I have to do a project where we need to implement mancala board game, and then also implement the AI for it.

We have been instructed that we need to modify or change a minimax tree to be able to work with mancala as in the game it is possible for a player to have multiple turns in a row.

I have implemented my game logic and GUI already, But now before i start with the AI I would like to try and get some idea on the theory behind it. I have searched on the net for non-turn based mini max trees and i cant seem to find anything. But i have seen many people talking about using minimax for mancala.

Now I understand the normal minimax tree and how each level alternates between a minimum node and a maximum node. With the tree that I need now, would i say: min > max > max > min > max if the 2nd player got TWO turns?

We also need to be able to specify the given ply-depth of the Minimax tree. We also need to do alpha beta pruning, but that's for later on, once I actually have a tree.

As far as I understood, your main problem is the following: you have been shown how to use minimax in a situation where max / min go in cycle and now you have a game where sometimes one player can do multiple moves in a row.

I will explain you the general approach which works for basically any game, and then I will add a couple of things that can be done differently for mancala.

So the general approach

Standard minimax goes like this:

function minimax(node, depth, maximizingPlayer)
    if depth = 0 or node is a terminal node
        return the heuristic value of node
    if maximizingPlayer
        bestValue := -∞
        for each child of node
            val := minimax(child, depth - 1, FALSE)
            bestValue := max(bestValue, val)
        return bestValue
    else
        bestValue := +∞
        for each child of node
            val := minimax(child, depth - 1, TRUE)
            bestValue := min(bestValue, val)
        return bestValue

Where you initialize the minimax call with max/min and then it constantly changes. In your case you only need to add one tiny check.

function minimax(node, depth, maximizingPlayer)
    if depth = 0 or node is a terminal node
        return the heuristic value of node
    if maximizingPlayer
        bestValue := -∞
        for each child of node
            # here is a small change
            if freeTurn(child):
               isMax := TRUE
            else:
               isMax := FALSE
            val := minimax(child, depth - 1, isMax)
            bestValue := max(bestValue, val)
        return bestValue
    else
        bestValue := +∞
        for each child of node
            # here is a small change
            if freeTurn(child):
               isMax := FALSE
            else:
               isMax := TRUE
            val := minimax(child, depth - 1, isMax)
            bestValue := min(bestValue, val)
        return bestValue

Where your function freeTurn returns you whether you have a free turn after your current move.
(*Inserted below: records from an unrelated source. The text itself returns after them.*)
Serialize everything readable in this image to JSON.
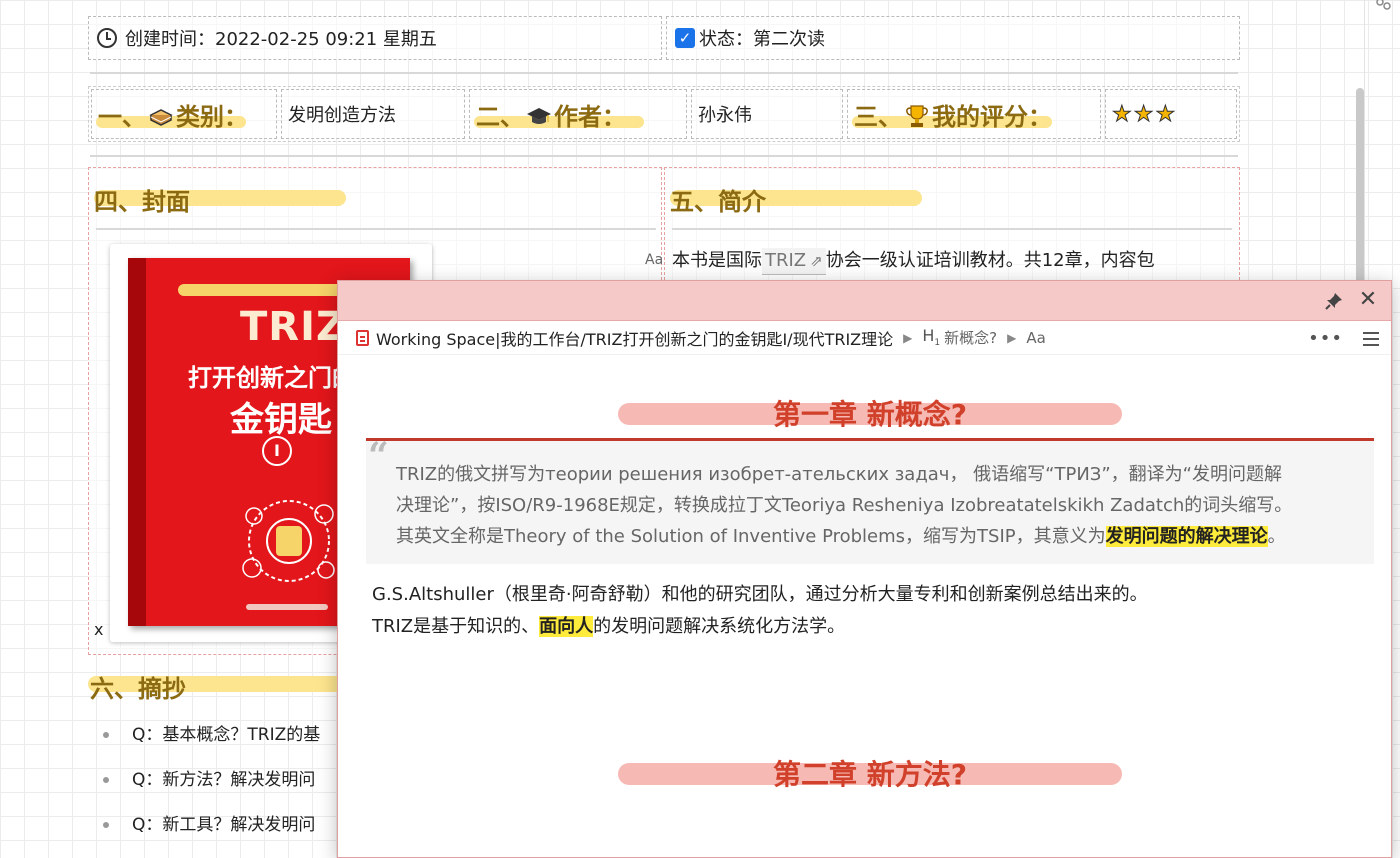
{
  "meta": {
    "created_label": "创建时间：",
    "created_value": "2022-02-25 09:21 星期五",
    "status_label": "状态：",
    "status_value": "第二次读"
  },
  "info": {
    "category_label_num": "一、",
    "category_label": "类别：",
    "category_value": "发明创造方法",
    "author_label_num": "二、",
    "author_label": "作者：",
    "author_value": "孙永伟",
    "rating_label_num": "三、",
    "rating_label": "我的评分：",
    "rating_stars": 3
  },
  "cover": {
    "title": "四、封面",
    "book_brand": "TRIZ",
    "book_title_line1": "打开创新之门的",
    "book_title_line2": "金钥匙",
    "book_volume": "I",
    "aa_label": "Aa",
    "x_mark": "x"
  },
  "intro": {
    "title": "五、简介",
    "text_before": "本书是国际",
    "link_text": "TRIZ",
    "text_after": "协会一级认证培训教材。共12章，内容包"
  },
  "excerpts": {
    "title": "六、摘抄",
    "items": [
      "Q：基本概念？TRIZ的基",
      "Q：新方法？解决发明问",
      "Q：新工具？解决发明问"
    ]
  },
  "popup": {
    "breadcrumb_path": "Working Space|我的工作台/TRIZ打开创新之门的金钥匙I/现代TRIZ理论",
    "breadcrumb_heading_tag": "H",
    "breadcrumb_heading_level": "1",
    "breadcrumb_heading": "新概念?",
    "breadcrumb_aa": "Aa",
    "chapter1": "第一章  新概念?",
    "quote_line1": "TRIZ的俄文拼写为теории решения изобрет-ательских задач， 俄语缩写“ТРИЗ”，翻译为“发明问题解",
    "quote_line2": "决理论”，按ISO/R9-1968E规定，转换成拉丁文Teoriya Resheniya Izobreatatelskikh Zadatch的词头缩写。",
    "quote_line3_before": "其英文全称是Theory of the Solution of Inventive Problems，缩写为TSIP，其意义为",
    "quote_line3_highlight": "发明问题的解决理论",
    "quote_line3_after": "。",
    "body_line1": "G.S.Altshuller（根里奇·阿奇舒勒）和他的研究团队，通过分析大量专利和创新案例总结出来的。",
    "body_line2_before": "TRIZ是基于知识的、",
    "body_line2_highlight": "面向人",
    "body_line2_after": "的发明问题解决系统化方法学。",
    "chapter2": "第二章  新方法?"
  },
  "colors": {
    "section_title": "#8b6a12",
    "section_highlight": "#fce58e",
    "chapter_title": "#d0402a",
    "chapter_highlight": "#f7b9b3",
    "popup_bar": "#f6c9c9",
    "text_highlight": "#ffeb3b"
  },
  "icons": {
    "created": "clock-icon",
    "status": "checkbox-checked-icon",
    "category": "books-icon",
    "author": "graduation-cap-icon",
    "rating": "trophy-icon",
    "pin": "pin-icon",
    "close": "close-icon",
    "doc": "document-icon",
    "more": "more-icon",
    "menu": "menu-icon"
  }
}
Note that there is no difference for this algorithm whether you can do only 2 moves in a row or 5 moves in a row.

Regarding Mancala

There are many variations of mancala, but the branching factor of the game is pretty small (in the one that I know is <= 6). Now assume that you have three moves A, B, C, D and move C allows you to play one more time. From the position C you can do moves C1, C2. So you can combine them (C + C1, C + C2) and treat them as just one move (small bookkeeping should be done to remember that this is actually two moves). So right now you end up with your min max iterations where you have not 4 but 5 moves: A, B, C + C1, C + C2, D. Actually there is nothing wrong to use this approach for games with bigger branching factor.

If a side can have multiple moves in a turn then there must be some way to detect that. When detected have the move generator for the opponent generate a list that contains only a null move, i.e. a move that does nothing. The opponent will be forced to play that move (do nothing) and the first player can then compute his next move.